Who is Belarusian Nobel laureate Ales Bialiatski?
Bialiatski, Belarus’s top human rights advocate, has been sentenced to 10 years in prison. We take a look at his history and trajectory.
Ales Bialiatski, a human rights advocate, has been sentenced to 10 years in prison by a Belarusian court on charges of financing protests and smuggling money into Belarus.
He denied the charges, which he and other human rights activists called politically motivated.
But who is Bialiatski?

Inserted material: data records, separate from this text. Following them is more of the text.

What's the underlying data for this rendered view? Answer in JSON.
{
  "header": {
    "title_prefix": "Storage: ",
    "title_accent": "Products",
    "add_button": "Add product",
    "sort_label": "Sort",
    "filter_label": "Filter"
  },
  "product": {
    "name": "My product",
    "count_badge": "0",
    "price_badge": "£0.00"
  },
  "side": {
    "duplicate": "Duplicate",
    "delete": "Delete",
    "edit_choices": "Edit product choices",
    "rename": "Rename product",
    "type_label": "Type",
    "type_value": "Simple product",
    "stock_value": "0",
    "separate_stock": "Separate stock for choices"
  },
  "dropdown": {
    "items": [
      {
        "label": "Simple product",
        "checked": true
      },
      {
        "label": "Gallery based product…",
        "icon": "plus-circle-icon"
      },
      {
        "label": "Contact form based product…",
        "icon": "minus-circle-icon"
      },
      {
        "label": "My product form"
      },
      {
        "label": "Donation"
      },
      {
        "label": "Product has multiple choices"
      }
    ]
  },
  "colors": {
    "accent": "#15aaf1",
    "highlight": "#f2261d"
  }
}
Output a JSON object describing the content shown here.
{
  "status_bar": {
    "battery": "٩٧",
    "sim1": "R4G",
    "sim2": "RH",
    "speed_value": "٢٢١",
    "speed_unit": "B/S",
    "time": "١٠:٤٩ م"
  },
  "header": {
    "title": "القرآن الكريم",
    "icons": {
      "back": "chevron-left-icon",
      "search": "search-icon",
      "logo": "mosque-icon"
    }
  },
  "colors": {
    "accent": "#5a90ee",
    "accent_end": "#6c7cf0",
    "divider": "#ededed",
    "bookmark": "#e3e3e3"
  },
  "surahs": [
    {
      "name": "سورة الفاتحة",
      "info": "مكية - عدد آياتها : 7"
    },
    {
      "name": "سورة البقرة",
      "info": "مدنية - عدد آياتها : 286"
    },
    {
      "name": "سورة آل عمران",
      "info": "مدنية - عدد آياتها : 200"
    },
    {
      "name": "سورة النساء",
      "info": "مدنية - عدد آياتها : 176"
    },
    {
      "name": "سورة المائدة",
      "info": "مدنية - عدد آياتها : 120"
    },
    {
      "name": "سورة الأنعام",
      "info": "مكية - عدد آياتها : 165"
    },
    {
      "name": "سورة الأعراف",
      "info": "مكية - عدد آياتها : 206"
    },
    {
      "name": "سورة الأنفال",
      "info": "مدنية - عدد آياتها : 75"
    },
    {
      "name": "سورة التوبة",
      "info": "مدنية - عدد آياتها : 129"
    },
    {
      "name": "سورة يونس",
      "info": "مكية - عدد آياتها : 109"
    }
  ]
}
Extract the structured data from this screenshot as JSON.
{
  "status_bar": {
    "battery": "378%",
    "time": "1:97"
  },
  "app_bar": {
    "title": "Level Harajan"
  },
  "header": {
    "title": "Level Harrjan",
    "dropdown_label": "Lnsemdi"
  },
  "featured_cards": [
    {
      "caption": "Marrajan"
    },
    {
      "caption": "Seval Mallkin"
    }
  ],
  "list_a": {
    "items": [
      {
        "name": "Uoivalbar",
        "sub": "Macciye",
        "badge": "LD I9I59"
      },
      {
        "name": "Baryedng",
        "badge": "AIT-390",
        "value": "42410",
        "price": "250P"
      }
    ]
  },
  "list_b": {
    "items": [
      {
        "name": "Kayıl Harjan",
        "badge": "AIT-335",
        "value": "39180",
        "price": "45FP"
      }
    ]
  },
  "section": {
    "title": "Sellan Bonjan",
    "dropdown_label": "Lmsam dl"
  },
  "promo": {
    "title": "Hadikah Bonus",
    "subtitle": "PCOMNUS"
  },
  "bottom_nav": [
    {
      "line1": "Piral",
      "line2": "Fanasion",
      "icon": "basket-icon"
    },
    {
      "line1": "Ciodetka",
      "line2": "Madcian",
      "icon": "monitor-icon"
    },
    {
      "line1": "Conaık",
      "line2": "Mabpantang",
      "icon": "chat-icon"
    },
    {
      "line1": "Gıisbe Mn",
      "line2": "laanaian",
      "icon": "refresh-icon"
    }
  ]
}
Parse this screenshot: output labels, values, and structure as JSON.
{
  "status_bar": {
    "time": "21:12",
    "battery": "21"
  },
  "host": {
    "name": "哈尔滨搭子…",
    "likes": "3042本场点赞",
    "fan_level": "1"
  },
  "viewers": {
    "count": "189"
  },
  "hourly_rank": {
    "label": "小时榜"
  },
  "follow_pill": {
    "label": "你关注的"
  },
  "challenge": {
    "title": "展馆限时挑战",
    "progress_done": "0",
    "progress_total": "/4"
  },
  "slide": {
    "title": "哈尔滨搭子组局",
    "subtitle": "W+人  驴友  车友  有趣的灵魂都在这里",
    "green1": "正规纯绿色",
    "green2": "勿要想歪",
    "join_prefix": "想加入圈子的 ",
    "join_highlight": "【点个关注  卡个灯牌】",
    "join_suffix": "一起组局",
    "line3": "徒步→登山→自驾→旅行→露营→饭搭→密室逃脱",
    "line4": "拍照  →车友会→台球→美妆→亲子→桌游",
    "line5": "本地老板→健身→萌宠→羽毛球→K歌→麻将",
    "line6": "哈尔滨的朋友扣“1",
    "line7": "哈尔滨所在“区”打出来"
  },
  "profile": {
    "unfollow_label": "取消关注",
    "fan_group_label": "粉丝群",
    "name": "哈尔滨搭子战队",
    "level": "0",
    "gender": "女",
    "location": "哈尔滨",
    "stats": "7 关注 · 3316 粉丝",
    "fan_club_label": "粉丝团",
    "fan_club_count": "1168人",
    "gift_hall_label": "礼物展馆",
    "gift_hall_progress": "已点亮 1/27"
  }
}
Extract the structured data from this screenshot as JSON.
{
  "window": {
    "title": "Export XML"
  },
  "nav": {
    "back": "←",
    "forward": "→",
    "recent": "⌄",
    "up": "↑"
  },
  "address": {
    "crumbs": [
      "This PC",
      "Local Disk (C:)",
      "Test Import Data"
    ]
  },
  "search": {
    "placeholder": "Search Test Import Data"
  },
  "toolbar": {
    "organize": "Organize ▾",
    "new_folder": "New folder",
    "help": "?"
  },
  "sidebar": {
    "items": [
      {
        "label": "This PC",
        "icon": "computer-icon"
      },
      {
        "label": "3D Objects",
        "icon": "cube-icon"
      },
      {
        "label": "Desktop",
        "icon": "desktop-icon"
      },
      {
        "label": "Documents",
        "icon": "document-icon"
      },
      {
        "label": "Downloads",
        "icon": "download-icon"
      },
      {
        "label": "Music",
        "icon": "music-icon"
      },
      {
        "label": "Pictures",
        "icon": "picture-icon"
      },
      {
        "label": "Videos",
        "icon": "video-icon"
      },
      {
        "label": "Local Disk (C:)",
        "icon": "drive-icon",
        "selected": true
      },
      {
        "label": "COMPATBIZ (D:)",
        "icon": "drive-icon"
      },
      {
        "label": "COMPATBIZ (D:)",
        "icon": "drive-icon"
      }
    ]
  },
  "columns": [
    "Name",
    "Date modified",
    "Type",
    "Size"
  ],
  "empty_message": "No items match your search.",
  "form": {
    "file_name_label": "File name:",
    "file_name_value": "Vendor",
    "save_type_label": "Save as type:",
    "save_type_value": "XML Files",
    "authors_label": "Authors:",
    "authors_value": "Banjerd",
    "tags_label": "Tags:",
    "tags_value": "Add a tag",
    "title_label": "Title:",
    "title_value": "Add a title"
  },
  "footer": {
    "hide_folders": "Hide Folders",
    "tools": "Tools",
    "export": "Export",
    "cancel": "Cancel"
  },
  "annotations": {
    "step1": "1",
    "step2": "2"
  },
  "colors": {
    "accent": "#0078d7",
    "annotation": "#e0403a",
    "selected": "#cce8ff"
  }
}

Here is what we know.
Bialiatski, 60, won the 2022 Nobel Peace Prize together with the Russian human rights organisation Memorial and the Ukrainian human rights organisation, the Center for Civil Liberties.
Fellow human rights campaigners portray him as a symbol of resistance to oppression in Belarus and globally.
Natalia Pinchuk, Bialiatski’s wife, accepted the award on behalf of her husband and, on December 10, said the mission of defending civil rights is “risky”.
“Ales is not the only one to be in jail; thousands of Belarusians, tens of thousands of those who are repressed, unjustly imprisoned for their civic actions and beliefs, are in prison, and hundreds of thousands have been forced to flee the country for the mere reason that they wanted to live in a democratic state,” Pinchuk said.
Bialiatski is the fourth person to win the Nobel Peace Prize while in prison.
Rights and pro-democracy activist
Bialiatski has been leading a pro-democracy movement in Belarus since the mid-1980s.
He started campaigning for Belarusian independence and democracy and organised anti-Soviet protests before the Soviet Union’s collapse.
In 1996, he founded Belarus’s most prominent human rights organisation, Viasna, following controversial constitutional changes by longtime President Alexander Lukashenko.
Through Viasna, which translates to “Spring”, Bialiatski provided financial and legal support to jailed demonstrators and their families while he also documented authorities’ use of torture and abuse of political prisoners.
Belarus has dismissed the allegations.
Bialiatski was imprisoned from 2011 to 2014 on a charge of tax evasion in the funding of Viasna, a charge he denied.
In 2020, as Belarus saw a new wave of mass demonstrations against Lukashenko’s latest election, Viasna meticulously tracked the numbers of people arrested at protests and during police raids across the country.
Bialiatski was arrested again in 2021 on tax evasion charges, a move that Lukashenko’s critics described as a tactic to silence his work.
“Bialiatski became the symbol of the global fight against tyranny and for the rights of ordinary people, of Belarusians,” Franak Viacorka, a Belarusian opposition politician and senior adviser to Sviatlana Tsikhanouskaya, the leader of the Belarusian Democratic Movement, told Al Jazeera.
Bialiatski and two others went on trial in January on charges of “smuggling by an organised group” and “financing of group actions grossly violating the public order”.
Amnesty International called it “a blatant act of injustice wherein the state is clearly seeking to enact revenge for their activism”.
Bialiatski was born on September 25, 1962 and graduated from Gomel State University in 1984 with a Russian and Belarusian Philology degree.
After initially working as a teacher, he became a scholar of Belarusian literature and a museum director.